„Du und ich – wir sind eins. Ich kann dir nicht wehtun, ohne mich zu verletzen“ Mahatma Gandhi (1)
So vielfältig in Intensität, Würze und Aroma wie so manches Kaffeesortiment gestaltet sich der Raum zwischen menschlichen Individuen. Je konkreter dieser Beziehungsraum wird, desto emotionaler und in der Intimität auch erotischer füllt und fühlt er sich an.
Doch was treibt uns an, solch einen Beziehungsraum aufzubauen und zu betreten? Das Bedürfnis nach Nähe, nach Liebe, die Lust auf sexuelle Begegnung?
Wir folgen dem Grundimpuls nach Kontakt, dem Grundbedürfnis nach Verbindung, dem tiefen Verlangen nach Eins-Sein mit uns selbst, dem Gegenüber und dem ganzen Universum. Wir sind in Beziehung geboren, in Beziehung verletzt und werden in Beziehung geheilt. – Wir sind Beziehung!
Damit sind wir auch der Raum in der Beziehung und zwischen den Beziehungspartnern. Martin Buber(2) bezeichnet diesen Zwischenraum, diesen kleinen Bindestrich zwischen „ICH-DU“ in seiner dialogischen Weltsicht als den wesentlichen Raum der persönlichen menschlichen Entwicklung, unseres Wachstums, unserer Reifung bis zur Ganzwerdung.
So wählen wir auch unseren Partner, unsere Partnerin aus dem defizitären Wunsch heraus uns ganz zu fühlen und mit dem Auftrag uns ganz zu machen. Er oder sie soll die Lücken füllen, die dadurch entstanden sind, dass wir unsere ursprüngliche Ganzheit und Verbundenheit im Zuge des Heranwachsens, der Sozialisierung geopfert haben. Wem geopfert? Geopfert der Konformität, den Anforderungen der Gesellschaft, der bedingten Zuwendung unserer Eltern und Bezugspersonen.

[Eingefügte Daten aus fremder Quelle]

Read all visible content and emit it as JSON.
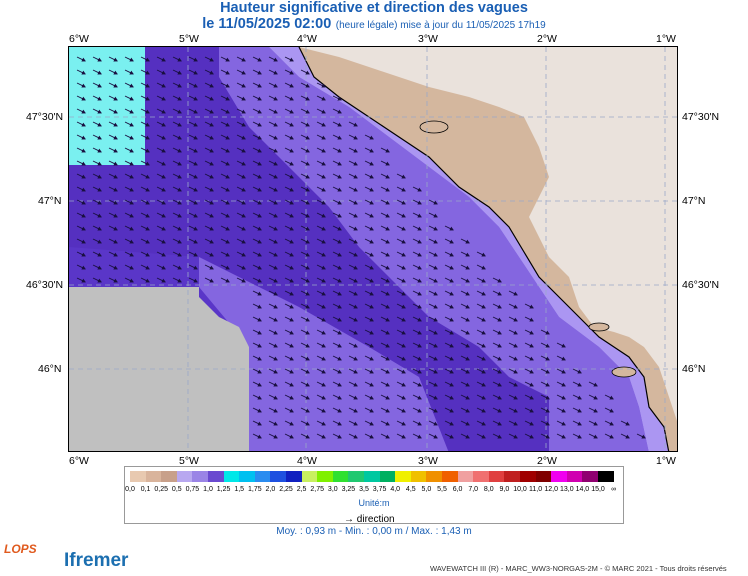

Partnerwahl – nochmals aufgebrühter Kaffee
Schon fängt uns das Aroma des Gegenübers. Es umspielt uns, wir kennen es gut. Vielleicht den belebenden Duft, den bitteren Genuss am Gaumen, den bröseligen Sud zwischen den Zähnen, wenn‘s zu Ende geht? Doch woher ist er oder sie uns so vertraut, nimmt uns so in den Bann?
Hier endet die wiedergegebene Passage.